The U.S. protesters have focused on Wall Street because “Wall Street is considered to be a big engine house — a big financial structure whose power extends all over the world,” the cardinal told Catholic News Service.
People who suffer from the way the financial markets currently operate have a right to say, “Do business differently. Look at the way you’re doing business because this is not leading to our welfare and our good,” he said.
“If people can hold their government to account, why can we not hold other institutions in society to accountability if they are not achieving or not helping us live peacefully or well,” Cardinal Turkson said.
“The Vatican is not behind any of these movements, but the basic inspirations can be the same,” he said.
Bishop Mario Toso, secretary of the justice and peace council, told reporters the Vatican’s new document “appears to be in line with the slogans” of Occupy Wall Street and other protest movements around the globe, but “even more it is in line with the previous teaching of the church,” including Pope Benedict XVI’s 2009 encyclical, “Charity in Truth” (“Caritas in Veritate”).
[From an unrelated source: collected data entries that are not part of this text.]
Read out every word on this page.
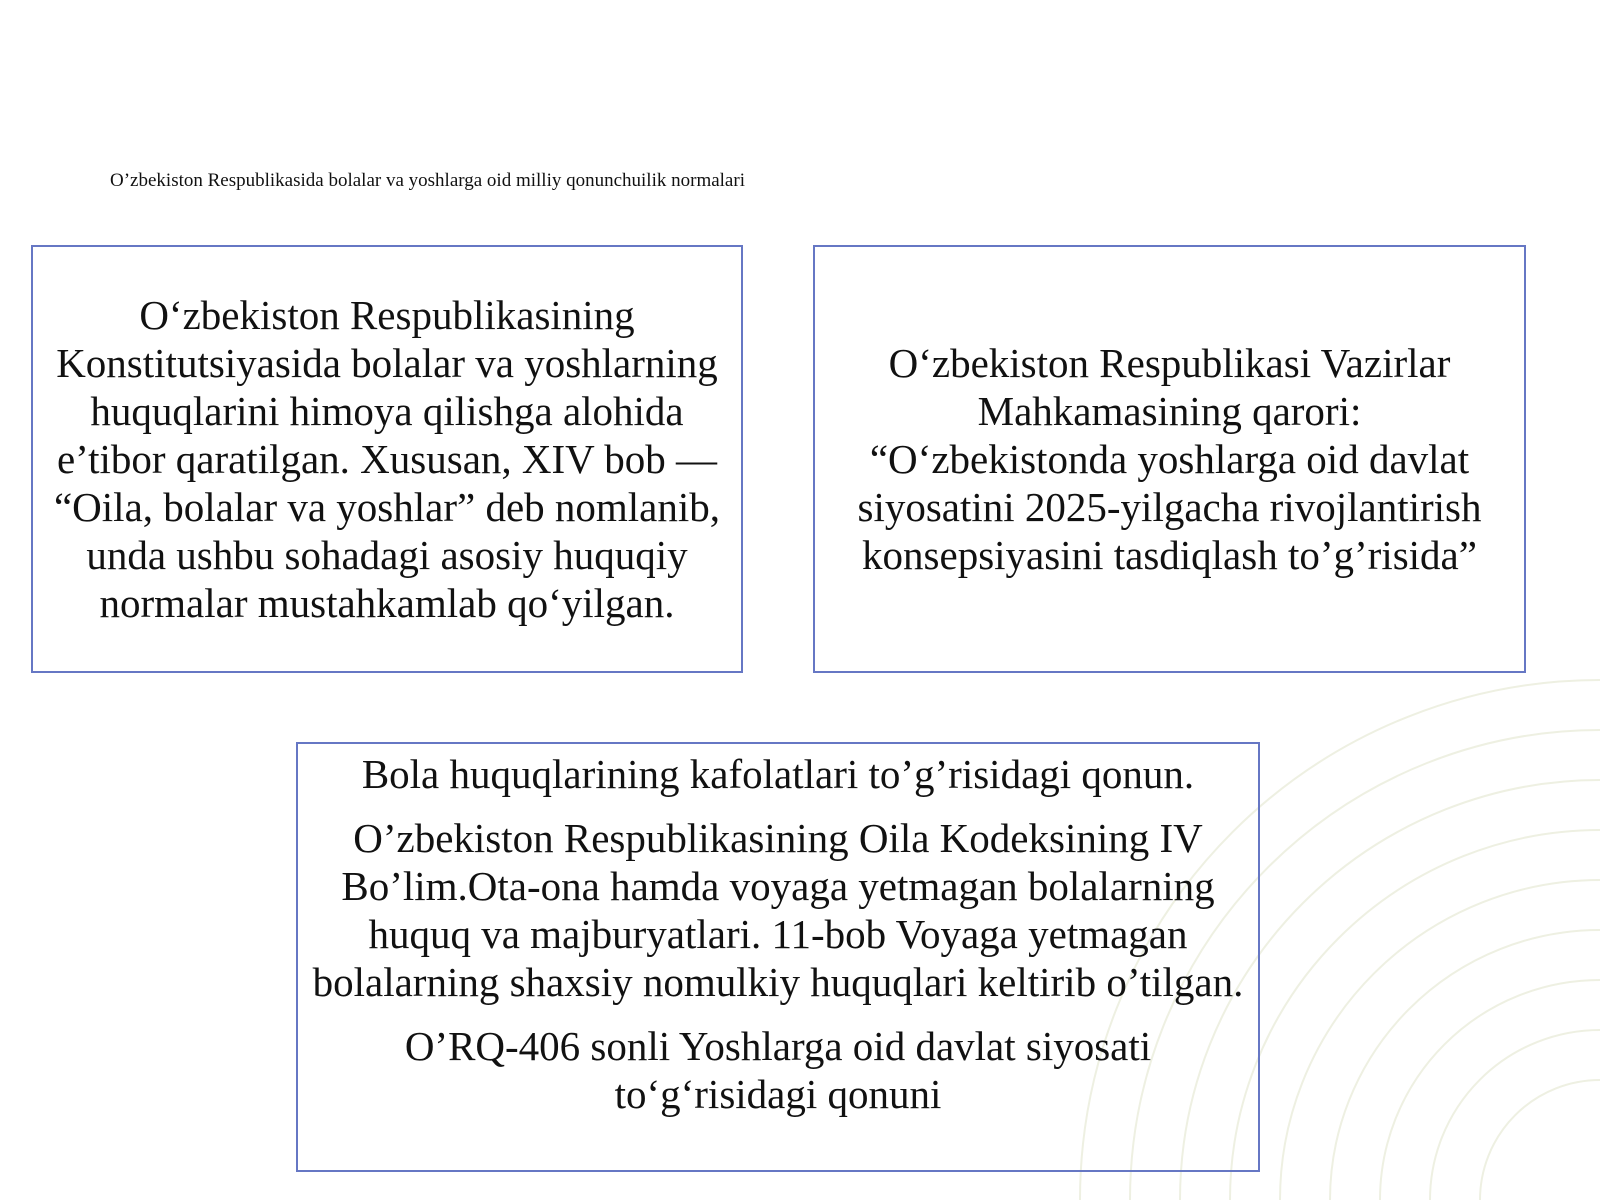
O’zbekiston Respublikasida bolalar va yoshlarga oid milliy qonunchuilik normalari
O‘zbekiston Respublikasining Konstitutsiyasida bolalar va yoshlarning huquqlarini himoya qilishga alohida e’tibor qaratilgan. Xususan, XIV bob — “Oila, bolalar va yoshlar” deb nomlanib, unda ushbu sohadagi asosiy huquqiy normalar mustahkamlab qo‘yilgan.
O‘zbekiston Respublikasi Vazirlar Mahkamasining qarori:
“O‘zbekistonda yoshlarga oid davlat siyosatini 2025-yilgacha rivojlantirish konsepsiyasini tasdiqlash to’g’risida”
Bola huquqlarining kafolatlari to’g’risidagi qonun.
O’zbekiston Respublikasining Oila Kodeksining IV Bo’lim.Ota-ona hamda voyaga yetmagan bolalarning huquq va majburyatlari. 11-bob Voyaga yetmagan bolalarning shaxsiy nomulkiy huquqlari keltirib o’tilgan.
O’RQ-406 sonli Yoshlarga oid davlat siyosati to‘g‘risidagi qonuni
At the Vatican news conference to present the document, Leonardo Becchetti, a professor of economic policy at Rome’s Tor Vergata University, explained why the Vatican sees the need for an international authority to govern the global financial market and why individual government interventions to bail out banks haven’t helped the global economy.
“The problem of international finance is a problem of self-control” with very few hard and fast rules in place to save both investors and innocent bystanders, mainly the poor of the world, he said.
“It’s like someone in a car going 400 miles an hour” and the government mandates wearing a seatbelt. Even with the seatbelt, serious accidents are bound to happen — injuring the driver and anyone on the road — if there is no speed limit imposed, Becchetti said.
The government bank bailouts, he said, were like “a benefactor who donated blood for a transfusion for someone dying — the banks were at death’s door. The benefactor is weakened by the donation and, once recovered the one saved punches his benefactor.”
In a globalized economy, he said, no one can pretend that one nation’s financial actions will impact only that nation, which is why a global authority is needed to establish balance and promote the economic growth and development of the whole world.
The continued wellbeing of the more developed nations also depends on helping the poor, Becchetti said.
“The presence of an enormous mass of the poor and disinherited on a global level, ready to work for salaries that are much lower than those of our workers with the same qualifications,” means jobs also are threatened in richer countries, he said.